Le 8 mars est une date célébrée chaque année, non pas pour fêter un exploit, mais pour faire le bilan des acquis et tracer la voie à d’autres buts non encore atteints. Des revendications scandées à voix haute dans les rues, mais aussi pérennisées par la voie de l’écriture par celles qui ont ce pouvoir des mots, à l’image des Assia Djebar, Maïssa Bey, Louisette Ighilahriz, Yamina Mechakra…
Le 8 mars est la “Journée internationale des droits des femmes”. Une date symbolique qui dit toutes les luttes et une voix unie qui crie toutes les revendications des femmes du monde pour obtenir des conditions de travail dignes, des droits égaux avec ceux des hommes, une vie décente et une valorisation à la hauteur des sacrifices et des attentes.
Une date célébrée chaque année, non pas pour fêter un exploit, mais pour faire le bilan des acquis et tracer la voie à d’autres buts non encore atteints. Des revendications scandées à voix haute dans les rues, mais aussi pérennisées par la voie de l’écriture par celles qui ont ce pouvoir des mots qu’il serait bon de revisiter aujourd’hui.
Dire un viol impardonnable, décrire des atrocités abominables, écrire une histoire inoubliable, c’est ce que fit par exemple la moudjahida Louisette Ighilahriz, qui confia, dans un témoignage courageux qui restera gravé dans les archives de la mémoire coloniale : “J’étais allongée nue, toujours nue. Ils pouvaient venir une, deux ou trois fois par jour. Dès que j’entendais le bruit de leurs bottes dans le couloir, je me mettais à trembler. Ensuite, le temps devenait interminable. Les minutes me paraissaient des heures, et les heures des jours. Le plus dur, c’est de tenir les premiers jours, de s’habituer à la douleur. Après, on se détache mentalement, un peu comme si le corps se mettait à flotter (...)”

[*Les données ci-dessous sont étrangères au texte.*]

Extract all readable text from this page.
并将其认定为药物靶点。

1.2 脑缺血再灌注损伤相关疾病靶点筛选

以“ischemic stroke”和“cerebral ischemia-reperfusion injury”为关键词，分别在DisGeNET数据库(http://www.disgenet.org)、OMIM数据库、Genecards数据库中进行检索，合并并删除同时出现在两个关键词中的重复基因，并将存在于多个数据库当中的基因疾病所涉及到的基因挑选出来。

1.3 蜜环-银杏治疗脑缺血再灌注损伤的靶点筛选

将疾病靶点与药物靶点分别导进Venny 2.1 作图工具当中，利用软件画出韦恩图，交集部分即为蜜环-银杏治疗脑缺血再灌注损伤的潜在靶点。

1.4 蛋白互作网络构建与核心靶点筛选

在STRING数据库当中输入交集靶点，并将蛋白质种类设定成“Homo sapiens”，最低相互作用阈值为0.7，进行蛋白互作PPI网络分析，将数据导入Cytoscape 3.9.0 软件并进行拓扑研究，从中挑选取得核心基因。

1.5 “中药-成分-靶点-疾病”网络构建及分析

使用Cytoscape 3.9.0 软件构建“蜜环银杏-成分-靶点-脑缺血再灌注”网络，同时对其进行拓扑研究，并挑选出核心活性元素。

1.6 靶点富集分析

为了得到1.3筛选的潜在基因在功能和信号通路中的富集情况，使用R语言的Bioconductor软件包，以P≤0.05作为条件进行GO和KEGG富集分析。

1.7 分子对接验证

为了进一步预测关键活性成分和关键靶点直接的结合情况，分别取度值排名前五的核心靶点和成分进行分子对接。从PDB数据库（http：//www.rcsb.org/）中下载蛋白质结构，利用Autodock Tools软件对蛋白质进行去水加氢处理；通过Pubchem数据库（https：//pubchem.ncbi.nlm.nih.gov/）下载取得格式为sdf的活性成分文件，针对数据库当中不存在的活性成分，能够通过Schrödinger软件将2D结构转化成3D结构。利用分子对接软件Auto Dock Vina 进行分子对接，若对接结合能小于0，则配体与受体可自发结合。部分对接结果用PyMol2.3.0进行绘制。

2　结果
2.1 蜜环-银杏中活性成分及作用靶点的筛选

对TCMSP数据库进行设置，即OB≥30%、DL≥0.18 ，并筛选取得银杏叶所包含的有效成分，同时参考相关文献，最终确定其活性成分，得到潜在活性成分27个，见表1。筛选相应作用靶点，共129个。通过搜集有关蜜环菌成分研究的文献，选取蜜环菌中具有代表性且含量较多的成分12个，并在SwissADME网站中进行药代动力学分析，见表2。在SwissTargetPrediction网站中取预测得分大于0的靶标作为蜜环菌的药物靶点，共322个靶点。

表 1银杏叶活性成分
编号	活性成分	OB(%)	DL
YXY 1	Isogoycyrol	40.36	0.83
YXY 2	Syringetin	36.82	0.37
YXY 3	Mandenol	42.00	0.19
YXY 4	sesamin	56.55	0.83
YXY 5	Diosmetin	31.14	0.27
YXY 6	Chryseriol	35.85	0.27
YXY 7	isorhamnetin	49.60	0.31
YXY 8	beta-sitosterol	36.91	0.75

Un corps meurtri, une tragédie vécue dans sa chair que la femme subit encore aujourd’hui, mais son bourreau n’est pas seulement cet ennemi, c’est parfois un voisin, un ami, un parent… un membre de la famille. Mais ce drame-là, la femme doit le taire, car c’est une honte d’en parler en société.
Pire, elle a peur des représailles car son assaillant sera lavé de tout soupçon du fait d’être ce frère qui “corrige”, ce mari qui “a tous les droits” ou ce père qui commet l’inceste et que la mère protège.
La mère, cette femme effacée et recluse qui “ne désignait jamais mon père autrement que par le pronom personnel arabe correspondant à ‘lui’ (…) Ce discours caractérisait toute femme mariée de quinze à soixante ans (…)”, confiera Assia Djebar dans L’Amour, la fantasia paru en 1995. Cette même Assia Djebar qui sortira des jupons de sa mère par la force de son écriture et qui ira briller au sommet de l’Académie française en 2005.
C’est dire la gifle que la femme peut donner à celui qui voulait la rabaisser. “Je suis femme et j’ai à dire (…)”, confiera Zineb Labidi, professeure de littérature. “Une pratique démocratique de la culture”, dira-t-elle au sujet de ces ateliers d’écriture lancés par le Forum Femmes Mediterranée (FFM). Et à Esther Fouchier, fondatrice de ce forum, d’ajouter : “L’écriture donne aux femmes un courage, une force et un pouvoir qu’elles n’avaient pas. C’est pourquoi faire écrire les femmes, leur permettre de mettre en mots ce qu’elles vivent chaque jour, leur donne un rôle dans la culture et la vie de la cité.”
Un rôle que s’octroiera avec brio Maïssa Bey à travers sa plume qui conte et raconte des vies, des déboires et des espoirs pour, dira-t-elle, “dire non à la régression, pour dénoncer les dérives dramatiques auxquelles nous assistions quotidiennement et que nous étions censés subir en silence (…) dans le meilleur des cas (…)”. Un pouvoir des mots et une passion pour l’écrit qu’elle a voulu transmettre aux autres femmes en créant l’association Paroles et écriture.
L’écriture “féminine” (féministe ?) – même si beaucoup lui réfutent le “genre” – a et reste ce pouvoir des mots, à la fois sensuels et cruels, percutants, déroutants, des Yamina Mechakra, Assia Djebar, Malika Mokeddem, Leïla Sebbar et autres plumes des générations successives qui recourent elles aussi à ce procédé pour dire leurs maux et revendiquer leurs droits.